To generate the test cases, we created a set of various algorithms, differing in their principles. In this scenario, a test case is a path through the system process. This portfolio comprises algorithms using classical graph traversal as well as AI-based representatives such as artificial ant colony optimization or genetic algorithms. For example, in the ant colony algorithm, we simulate artificial ants mimicking real ant behavior in nature. When ants find a discarded sandwich in the forest and they like it, they make a trail from their nest to the food source. To keep their mates on this trail, they deposit a pheromone path. The algorithm simulates this behavior. Artificial ants go through the tested system model and calculate the close-to-optimum set of tests together.

In the model, we estimate the probability that individual system components can be disconnected from the network. Using a threshold, we then model some realistic situations where this happened. To guarantee the strength of generated test cases, we use four levels of so-called test coverage criteria, a set of rules that the test cases must satisfy.
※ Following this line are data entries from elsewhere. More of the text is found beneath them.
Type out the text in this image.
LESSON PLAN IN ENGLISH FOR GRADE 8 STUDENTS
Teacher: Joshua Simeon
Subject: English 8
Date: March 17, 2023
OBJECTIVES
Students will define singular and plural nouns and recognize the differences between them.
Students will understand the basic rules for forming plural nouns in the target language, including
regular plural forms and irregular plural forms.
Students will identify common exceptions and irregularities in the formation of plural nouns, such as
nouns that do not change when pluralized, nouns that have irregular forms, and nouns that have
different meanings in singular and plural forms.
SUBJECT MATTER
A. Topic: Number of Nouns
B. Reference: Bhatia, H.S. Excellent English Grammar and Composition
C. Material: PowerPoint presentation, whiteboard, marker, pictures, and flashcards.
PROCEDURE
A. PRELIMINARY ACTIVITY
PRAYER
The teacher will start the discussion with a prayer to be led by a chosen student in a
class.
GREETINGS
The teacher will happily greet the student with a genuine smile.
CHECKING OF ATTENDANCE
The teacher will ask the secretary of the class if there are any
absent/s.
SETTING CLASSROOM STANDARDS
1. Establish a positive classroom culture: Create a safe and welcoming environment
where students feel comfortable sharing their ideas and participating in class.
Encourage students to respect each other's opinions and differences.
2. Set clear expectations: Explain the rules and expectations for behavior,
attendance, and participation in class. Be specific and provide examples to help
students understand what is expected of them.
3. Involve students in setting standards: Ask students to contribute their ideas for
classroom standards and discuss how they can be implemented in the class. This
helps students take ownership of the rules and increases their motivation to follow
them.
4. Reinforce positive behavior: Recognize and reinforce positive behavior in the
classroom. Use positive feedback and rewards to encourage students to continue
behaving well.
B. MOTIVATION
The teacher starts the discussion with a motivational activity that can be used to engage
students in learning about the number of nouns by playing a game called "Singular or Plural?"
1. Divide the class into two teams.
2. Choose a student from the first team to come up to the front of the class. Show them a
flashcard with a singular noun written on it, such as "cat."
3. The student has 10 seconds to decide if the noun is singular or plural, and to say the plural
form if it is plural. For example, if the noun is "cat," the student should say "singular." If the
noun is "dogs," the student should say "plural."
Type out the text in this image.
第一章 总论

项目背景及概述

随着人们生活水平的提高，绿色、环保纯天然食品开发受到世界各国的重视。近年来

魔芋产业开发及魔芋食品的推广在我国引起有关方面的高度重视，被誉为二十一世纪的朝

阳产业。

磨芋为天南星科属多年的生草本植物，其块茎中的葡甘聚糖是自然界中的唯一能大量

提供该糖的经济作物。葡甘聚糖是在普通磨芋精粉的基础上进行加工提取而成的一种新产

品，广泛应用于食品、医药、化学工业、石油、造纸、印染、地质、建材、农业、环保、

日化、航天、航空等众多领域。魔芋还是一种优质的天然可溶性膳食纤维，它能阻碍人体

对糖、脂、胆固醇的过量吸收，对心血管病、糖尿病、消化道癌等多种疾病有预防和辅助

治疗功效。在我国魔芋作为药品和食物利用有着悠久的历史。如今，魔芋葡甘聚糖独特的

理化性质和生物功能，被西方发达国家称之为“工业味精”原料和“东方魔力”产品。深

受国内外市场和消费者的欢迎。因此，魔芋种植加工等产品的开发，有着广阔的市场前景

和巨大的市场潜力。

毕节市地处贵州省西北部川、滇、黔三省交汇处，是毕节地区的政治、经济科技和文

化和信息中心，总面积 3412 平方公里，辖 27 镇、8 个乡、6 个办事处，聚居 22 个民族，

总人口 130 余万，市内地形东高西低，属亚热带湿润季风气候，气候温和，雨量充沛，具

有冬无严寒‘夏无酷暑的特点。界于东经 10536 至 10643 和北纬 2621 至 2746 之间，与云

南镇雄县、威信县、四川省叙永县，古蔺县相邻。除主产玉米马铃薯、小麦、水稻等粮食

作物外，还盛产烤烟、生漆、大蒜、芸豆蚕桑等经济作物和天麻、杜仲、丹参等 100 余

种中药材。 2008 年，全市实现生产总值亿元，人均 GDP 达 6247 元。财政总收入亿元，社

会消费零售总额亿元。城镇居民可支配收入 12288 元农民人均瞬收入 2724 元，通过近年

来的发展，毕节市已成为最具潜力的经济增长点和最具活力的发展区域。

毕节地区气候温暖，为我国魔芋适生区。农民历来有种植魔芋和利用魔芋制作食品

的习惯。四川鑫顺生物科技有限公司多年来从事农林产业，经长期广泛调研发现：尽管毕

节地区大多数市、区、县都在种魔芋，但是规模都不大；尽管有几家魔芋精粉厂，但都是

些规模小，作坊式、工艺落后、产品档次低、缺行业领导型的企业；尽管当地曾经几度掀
Figure 2 is an example of tested system processes in Oxygen. Parts of the process likely to be disconnected from a network during the system run are visualized by brown parts of the model. When the test cases are computed, they can also be shown in the model. In this example, it’s a bold path through the schema. 

Figure 2. Limited network connectivity testing technique in our model-based testing tool Oxygen. Source: System Testing IntelLigent Lab (STILL) 

For example, in the DTA project, we tested a situation in which a soldier’s ballistic protection, combined with hilly terrain, weakened the sensor’s radio signal. Data flow became intermittent and was combined with a suboptimality in the server-side code. This led to an unnecessarily long timeout to restore the soldier’s position in the map application once the signal was stronger. Because such disconnection can happen in many parts and variants of the process, it is much more effective to model the process and test these possibilities systematically than trying to simulate these situations randomly.


However, these are details that test engineers do not need to consider to make use of the testing. From the engineers’ viewpoint, they can model a system process in a graphical user interface, add information about the probability of network connectivity outage, simulate a particular situation, and let the machine do all the computations. When finished, they can visualize the produced test cases in the model, which is helpful for getting a good overview of the tests. The test cases can be exported in open formats based on XML, CSV, and JSON to be easily loaded into a test management or test automation tool.

With this systematic approach to testing and generating test cases, we can greatly increase the confidence that a limited network will not cause unexpected problems in the real-world operation of an IoT system.